Fanatiker, Frustrierte und Ungläubige sind also die Wähler der rechten Parteien. Glaubt man also tatsächlich, dass mit dieser Wählerschaft eine Demokratie aufrechterhalten werden kann?
Zumindest jene, die alle bisherigen Fakten in Abrede stellen, also nicht an die möglichen Gefahren glauben, könnte man durch überzeugendes Argumentieren vielleicht zum Nachdenken anregen. Zum Nachdenken, in welche Richtung ihr derzeitiges Verhalten führen könnte. Und es wäre die Aufgabe verantwortungsvoller Politiker, diese Aufgabe, nämlich die Aufklärung über die möglichen Pläne rechter Parteien, zu übernehmen.
Nicht reif für diese Erde?
Der denkende Mensch darf sich den Luxus erlauben, kritisch, aber auch optimistisch in die Zukunft zu blicken.

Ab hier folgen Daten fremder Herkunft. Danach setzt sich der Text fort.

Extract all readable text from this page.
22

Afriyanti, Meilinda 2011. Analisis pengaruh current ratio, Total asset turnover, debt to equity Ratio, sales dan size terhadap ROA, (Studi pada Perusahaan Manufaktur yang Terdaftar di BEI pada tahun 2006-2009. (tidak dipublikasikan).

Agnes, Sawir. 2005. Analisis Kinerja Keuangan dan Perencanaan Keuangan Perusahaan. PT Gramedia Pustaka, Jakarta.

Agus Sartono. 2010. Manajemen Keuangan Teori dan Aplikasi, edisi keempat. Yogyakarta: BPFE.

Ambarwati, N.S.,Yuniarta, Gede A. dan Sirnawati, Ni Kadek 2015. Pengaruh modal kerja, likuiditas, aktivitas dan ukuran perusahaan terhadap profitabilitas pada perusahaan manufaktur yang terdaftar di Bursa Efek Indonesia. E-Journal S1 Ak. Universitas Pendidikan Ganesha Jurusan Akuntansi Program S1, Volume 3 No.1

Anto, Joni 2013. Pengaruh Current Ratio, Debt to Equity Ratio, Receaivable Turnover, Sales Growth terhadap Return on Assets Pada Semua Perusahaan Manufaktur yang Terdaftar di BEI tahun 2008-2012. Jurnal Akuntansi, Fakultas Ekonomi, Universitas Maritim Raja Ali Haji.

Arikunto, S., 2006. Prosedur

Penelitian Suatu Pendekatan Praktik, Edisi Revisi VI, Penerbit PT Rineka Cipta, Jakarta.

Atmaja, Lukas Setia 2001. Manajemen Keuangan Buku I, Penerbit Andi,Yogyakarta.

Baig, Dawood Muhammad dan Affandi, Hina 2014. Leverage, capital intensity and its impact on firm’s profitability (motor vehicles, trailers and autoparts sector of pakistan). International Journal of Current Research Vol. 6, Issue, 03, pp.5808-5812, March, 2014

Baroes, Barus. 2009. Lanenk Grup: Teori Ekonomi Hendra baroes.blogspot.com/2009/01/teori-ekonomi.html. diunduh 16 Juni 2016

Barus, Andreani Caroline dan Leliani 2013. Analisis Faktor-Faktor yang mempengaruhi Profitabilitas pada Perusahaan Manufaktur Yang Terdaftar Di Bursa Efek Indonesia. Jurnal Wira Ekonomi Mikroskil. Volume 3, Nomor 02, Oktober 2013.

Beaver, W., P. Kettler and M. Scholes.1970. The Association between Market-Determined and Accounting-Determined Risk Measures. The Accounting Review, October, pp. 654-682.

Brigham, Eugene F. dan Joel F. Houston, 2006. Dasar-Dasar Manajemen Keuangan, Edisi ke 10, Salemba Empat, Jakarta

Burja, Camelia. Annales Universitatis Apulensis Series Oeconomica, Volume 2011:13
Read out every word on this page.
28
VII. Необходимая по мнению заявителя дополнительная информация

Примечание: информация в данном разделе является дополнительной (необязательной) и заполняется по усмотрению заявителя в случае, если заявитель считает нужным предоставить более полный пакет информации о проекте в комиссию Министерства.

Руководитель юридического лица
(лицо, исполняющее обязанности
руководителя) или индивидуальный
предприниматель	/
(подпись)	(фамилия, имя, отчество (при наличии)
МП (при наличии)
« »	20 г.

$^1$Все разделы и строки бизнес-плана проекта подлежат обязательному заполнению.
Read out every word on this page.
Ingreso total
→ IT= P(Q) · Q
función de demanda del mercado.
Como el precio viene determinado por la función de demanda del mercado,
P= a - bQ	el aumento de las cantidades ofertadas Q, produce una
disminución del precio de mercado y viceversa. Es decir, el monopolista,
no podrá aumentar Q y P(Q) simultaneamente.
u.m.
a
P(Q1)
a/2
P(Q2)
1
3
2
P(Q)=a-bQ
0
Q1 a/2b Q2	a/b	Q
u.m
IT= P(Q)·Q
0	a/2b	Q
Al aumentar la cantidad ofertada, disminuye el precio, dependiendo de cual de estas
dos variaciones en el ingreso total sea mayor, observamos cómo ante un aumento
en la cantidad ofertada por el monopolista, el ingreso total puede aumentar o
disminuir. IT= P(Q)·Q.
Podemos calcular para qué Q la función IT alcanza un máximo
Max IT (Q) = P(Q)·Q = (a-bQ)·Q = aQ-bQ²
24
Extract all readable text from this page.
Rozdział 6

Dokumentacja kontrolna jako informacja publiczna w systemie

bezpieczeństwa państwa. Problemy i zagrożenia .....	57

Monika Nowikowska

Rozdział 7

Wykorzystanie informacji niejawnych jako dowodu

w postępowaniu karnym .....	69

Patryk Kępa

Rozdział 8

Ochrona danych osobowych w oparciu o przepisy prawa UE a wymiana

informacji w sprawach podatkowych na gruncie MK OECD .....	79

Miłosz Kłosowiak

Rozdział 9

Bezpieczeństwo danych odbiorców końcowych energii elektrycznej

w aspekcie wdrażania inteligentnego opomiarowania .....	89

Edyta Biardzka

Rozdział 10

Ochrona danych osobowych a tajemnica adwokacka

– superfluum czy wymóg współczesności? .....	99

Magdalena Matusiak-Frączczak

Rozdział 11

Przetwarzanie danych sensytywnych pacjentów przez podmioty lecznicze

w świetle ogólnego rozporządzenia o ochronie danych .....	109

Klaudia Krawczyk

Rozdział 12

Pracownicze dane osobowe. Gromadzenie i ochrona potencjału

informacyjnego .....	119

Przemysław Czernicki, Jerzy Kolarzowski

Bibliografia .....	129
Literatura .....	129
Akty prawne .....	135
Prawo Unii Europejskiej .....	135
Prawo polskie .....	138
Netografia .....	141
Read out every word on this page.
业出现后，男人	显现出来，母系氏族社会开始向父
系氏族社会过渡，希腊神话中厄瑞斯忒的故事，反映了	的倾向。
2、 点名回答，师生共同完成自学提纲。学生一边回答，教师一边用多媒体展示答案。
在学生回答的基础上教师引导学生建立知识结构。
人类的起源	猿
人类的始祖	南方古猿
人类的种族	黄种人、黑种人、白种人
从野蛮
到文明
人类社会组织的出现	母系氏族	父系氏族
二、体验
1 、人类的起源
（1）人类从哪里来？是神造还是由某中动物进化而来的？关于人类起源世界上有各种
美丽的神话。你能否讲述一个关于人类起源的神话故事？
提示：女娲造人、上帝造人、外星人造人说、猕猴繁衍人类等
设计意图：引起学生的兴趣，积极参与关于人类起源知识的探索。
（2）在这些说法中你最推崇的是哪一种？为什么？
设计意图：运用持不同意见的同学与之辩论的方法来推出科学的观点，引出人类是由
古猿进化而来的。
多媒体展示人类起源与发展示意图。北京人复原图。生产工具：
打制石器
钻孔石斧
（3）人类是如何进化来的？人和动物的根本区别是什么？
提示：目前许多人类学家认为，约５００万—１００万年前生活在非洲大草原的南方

Auch wenn es manchmal schwerfällt, und man Dinge sieht, die passieren und die einem die Haare zu berge stehen lassen. Hätte man jemals gedacht, dass in den USA einmal eine Regierung an die Macht kommt, die ärger als die Mafia ist? Oder hätte man gedacht, dass ein irrer Diktator Bomben und Raketen auf ein zivilisiertes westliches Land wirft? Nein, in der heutigen Zeit wohl nicht mehr. Und dennoch ist es passiert. Das jahrzehntelange gemütliche Leben in den westlich orientierten Staaten hat das ermöglicht. Die Passivität der Wohlstandbevölkerung hat den Populisten wieder Türen und Tore geöffnet, um mit ihren menschenverachtenden Taten nur Tod und Verderben zu bringen. Vermutlich ist die Menschheit wirklich nicht reif für diese Erde.